Bu maddedeki üslubun, ansiklopedik bir yazıdan beklenen resmî ve ciddi üsluba uygun olmadığı düşünülmektedir. |
Modernleşme teorisi sanayileşmiş Batı toplumlarının ya da G-7 ülkelerinin sahip olduğu yapı, kurum, değer ve sistemlere sahip olmak amacı ile sosyal, siyasal, ekonomik, kültürel vb. alanlarda gelişmekte olan ülkeler (GÖÜ) ve az gelişmiş ülkeler (AGÜ) tarafından yapılan tüm düzenlemelere modernleşme denir. Modernleşme teorisi ise gelişmekte olan ve az gelişmiş ülkelerin gelişmeleri için, gelişmiş ülkelerin keşfettiği yöntemleri izleme dışında bir yolunun olmadığını savunan uluslararası politik ekonomi görüşüdür.
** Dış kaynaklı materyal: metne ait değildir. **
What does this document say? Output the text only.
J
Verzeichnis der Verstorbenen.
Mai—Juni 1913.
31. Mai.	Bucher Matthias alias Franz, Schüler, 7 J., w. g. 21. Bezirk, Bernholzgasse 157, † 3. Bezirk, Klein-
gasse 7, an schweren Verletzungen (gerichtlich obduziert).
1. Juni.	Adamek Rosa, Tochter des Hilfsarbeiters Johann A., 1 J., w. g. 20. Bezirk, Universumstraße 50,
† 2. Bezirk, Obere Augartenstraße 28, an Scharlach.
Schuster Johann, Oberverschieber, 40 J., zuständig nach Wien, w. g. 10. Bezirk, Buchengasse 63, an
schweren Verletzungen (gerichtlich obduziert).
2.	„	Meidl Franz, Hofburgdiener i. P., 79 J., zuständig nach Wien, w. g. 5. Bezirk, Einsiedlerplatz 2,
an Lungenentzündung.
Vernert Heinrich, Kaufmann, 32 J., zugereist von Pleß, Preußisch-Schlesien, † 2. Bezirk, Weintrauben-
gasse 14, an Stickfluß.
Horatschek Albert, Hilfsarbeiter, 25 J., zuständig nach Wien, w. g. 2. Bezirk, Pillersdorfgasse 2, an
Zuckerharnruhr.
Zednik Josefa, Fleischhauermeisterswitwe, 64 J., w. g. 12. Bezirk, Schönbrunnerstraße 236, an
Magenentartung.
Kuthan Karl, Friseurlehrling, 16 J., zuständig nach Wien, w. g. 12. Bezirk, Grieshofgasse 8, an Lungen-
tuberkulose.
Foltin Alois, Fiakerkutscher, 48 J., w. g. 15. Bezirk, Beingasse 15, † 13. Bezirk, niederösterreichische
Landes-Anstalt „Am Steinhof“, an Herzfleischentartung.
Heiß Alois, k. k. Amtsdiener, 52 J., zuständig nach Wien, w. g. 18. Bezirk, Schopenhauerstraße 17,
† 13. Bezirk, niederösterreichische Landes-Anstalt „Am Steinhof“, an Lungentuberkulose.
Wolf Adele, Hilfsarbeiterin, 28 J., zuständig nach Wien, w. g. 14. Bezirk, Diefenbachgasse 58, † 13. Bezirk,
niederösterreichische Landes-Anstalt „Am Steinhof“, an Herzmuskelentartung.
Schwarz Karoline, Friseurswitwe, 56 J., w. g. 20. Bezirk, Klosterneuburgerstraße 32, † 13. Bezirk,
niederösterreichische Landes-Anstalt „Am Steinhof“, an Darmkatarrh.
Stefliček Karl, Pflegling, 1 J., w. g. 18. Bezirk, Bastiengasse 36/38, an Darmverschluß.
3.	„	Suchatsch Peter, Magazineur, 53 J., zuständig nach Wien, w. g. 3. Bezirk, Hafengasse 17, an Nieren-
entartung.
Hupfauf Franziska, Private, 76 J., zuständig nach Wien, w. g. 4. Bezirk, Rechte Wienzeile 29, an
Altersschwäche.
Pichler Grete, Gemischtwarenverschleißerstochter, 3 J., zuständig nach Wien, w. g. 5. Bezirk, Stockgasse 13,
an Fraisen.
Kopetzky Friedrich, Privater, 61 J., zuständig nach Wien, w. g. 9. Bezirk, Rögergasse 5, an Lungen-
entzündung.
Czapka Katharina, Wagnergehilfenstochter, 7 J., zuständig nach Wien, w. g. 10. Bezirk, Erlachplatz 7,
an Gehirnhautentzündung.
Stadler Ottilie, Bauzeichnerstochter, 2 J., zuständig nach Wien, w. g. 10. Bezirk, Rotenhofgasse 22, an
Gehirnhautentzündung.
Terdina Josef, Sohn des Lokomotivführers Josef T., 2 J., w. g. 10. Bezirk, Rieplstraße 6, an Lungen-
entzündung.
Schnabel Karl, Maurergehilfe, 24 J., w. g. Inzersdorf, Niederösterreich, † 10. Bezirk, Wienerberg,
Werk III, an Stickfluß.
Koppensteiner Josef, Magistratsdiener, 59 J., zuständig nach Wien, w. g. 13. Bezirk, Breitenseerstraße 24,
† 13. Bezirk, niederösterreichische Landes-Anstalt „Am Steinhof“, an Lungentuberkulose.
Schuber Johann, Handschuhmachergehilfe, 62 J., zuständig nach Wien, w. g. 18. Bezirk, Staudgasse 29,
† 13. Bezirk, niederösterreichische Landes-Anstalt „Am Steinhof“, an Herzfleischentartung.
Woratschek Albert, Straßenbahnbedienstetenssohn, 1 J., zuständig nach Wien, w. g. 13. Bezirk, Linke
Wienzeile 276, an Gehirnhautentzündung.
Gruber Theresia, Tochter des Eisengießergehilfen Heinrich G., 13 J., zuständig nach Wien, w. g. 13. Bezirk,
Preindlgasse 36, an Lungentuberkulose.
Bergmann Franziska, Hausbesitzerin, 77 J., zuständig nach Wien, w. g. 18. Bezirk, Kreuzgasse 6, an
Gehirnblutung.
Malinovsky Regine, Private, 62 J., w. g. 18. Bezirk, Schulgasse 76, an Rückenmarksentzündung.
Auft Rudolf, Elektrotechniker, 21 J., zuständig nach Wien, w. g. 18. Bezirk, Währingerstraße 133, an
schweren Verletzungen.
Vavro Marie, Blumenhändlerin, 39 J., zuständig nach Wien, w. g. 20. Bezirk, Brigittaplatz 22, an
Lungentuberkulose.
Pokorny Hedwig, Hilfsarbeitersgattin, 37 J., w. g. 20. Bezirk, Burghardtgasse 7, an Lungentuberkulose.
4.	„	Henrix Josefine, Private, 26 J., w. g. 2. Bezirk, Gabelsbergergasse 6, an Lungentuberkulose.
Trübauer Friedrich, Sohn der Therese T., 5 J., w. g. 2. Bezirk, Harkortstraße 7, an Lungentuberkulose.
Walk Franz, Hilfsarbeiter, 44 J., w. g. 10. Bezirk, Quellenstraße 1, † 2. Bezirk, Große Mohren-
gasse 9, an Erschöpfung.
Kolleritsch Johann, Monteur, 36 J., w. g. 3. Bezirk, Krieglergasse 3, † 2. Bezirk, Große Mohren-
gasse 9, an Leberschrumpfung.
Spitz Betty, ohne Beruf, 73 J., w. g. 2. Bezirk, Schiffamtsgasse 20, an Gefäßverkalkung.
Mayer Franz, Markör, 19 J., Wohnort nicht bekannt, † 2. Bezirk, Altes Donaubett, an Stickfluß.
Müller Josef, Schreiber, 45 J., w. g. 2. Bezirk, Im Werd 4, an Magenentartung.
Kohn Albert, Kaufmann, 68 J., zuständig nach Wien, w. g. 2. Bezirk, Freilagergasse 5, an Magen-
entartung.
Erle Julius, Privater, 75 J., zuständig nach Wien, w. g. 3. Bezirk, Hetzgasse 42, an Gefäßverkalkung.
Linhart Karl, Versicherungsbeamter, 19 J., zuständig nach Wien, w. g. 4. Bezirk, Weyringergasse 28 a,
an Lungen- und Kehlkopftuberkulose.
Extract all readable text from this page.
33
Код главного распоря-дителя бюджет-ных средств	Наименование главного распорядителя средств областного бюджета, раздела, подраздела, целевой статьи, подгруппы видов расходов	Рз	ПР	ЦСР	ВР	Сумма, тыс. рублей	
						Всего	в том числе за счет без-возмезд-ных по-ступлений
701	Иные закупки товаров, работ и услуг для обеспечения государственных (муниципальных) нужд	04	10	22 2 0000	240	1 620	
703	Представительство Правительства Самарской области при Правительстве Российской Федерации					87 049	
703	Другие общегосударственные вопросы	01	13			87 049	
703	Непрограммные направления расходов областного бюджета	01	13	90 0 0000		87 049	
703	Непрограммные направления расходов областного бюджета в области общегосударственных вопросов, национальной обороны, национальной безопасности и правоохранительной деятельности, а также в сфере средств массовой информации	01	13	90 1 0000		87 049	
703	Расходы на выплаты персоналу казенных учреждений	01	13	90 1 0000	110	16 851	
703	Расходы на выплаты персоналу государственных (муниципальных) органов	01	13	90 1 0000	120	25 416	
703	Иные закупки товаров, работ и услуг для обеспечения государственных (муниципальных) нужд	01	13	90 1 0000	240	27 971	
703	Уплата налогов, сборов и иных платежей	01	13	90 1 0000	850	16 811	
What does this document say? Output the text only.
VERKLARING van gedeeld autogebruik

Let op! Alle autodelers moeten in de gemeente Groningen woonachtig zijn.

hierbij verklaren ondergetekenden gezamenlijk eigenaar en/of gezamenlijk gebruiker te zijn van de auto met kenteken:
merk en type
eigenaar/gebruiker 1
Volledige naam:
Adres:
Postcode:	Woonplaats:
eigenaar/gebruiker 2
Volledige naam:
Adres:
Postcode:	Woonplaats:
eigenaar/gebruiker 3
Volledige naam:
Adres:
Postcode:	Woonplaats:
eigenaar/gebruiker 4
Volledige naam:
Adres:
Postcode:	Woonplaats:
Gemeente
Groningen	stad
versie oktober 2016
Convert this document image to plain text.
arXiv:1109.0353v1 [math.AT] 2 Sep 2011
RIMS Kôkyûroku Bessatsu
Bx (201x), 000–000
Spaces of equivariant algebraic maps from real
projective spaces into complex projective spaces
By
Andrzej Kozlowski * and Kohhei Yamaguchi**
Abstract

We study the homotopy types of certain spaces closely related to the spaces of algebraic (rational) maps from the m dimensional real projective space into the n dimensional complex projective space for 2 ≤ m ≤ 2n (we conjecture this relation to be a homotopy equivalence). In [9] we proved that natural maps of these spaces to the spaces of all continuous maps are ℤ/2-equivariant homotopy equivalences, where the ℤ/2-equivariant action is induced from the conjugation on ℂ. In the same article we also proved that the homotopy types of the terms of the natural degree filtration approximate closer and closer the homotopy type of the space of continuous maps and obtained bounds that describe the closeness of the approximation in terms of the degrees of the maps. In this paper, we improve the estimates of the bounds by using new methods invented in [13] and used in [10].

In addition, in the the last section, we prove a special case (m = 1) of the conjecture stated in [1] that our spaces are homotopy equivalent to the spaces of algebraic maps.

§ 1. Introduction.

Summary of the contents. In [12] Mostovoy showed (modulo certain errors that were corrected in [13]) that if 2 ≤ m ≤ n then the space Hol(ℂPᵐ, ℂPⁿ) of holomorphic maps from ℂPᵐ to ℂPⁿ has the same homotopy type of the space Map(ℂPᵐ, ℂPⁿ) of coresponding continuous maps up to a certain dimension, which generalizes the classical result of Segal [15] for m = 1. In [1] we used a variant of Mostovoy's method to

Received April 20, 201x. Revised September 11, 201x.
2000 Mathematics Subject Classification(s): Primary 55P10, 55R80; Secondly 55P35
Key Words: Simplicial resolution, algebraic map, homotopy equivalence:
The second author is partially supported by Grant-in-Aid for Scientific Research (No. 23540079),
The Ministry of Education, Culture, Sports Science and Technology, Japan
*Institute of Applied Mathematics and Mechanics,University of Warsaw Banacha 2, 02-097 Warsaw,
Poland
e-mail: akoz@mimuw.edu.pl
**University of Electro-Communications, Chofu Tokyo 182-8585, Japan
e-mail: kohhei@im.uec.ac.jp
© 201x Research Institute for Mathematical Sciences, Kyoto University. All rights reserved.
Avrupa şartlarında ortaya çıkmış olan bu durum, modern olarak adlandırılırken, buna karşılık "modern olmayan" bir öteki yaratılarak "gelenek" adı verilmiştir. Batı Avrupa'da "Rönesans ve Reform Hareketleri" ile ortaya çıkmış ve Fransız İhtilali ile devam etmiştir. Temeline bakıldığı zaman, " eski rejime " düşünce yapısına ve inanç sistemine zıt olarak geliştirilen bir tepki olduğu görülebilir. Bu süreçte ortaya çıkan yönetim şekli, düşünce yapısı ve fikir akımları gibi bazı unsurlar eski düzenin değişme vakti geldiğinin habercisidir. Bu sayede eski rejim değişerek modern rejime geçildi. Modernleşme, sürekli olan bir değişimi, farklılaşmayı temel alan dinamik bir süreçtir. Bu sebeple modern insanlar arasında iletişim çok hızlı ve mesafeli bir duruma gelmiştir. Nüfusun artması ile birlikte artan iş bölümü, herkesin ayrı bir işlevi olması sebebi ile aralarında bir bağımlılık ilişkisi olan yapı anlamında farklılaşmış bir toplumu meydana getirmiştir.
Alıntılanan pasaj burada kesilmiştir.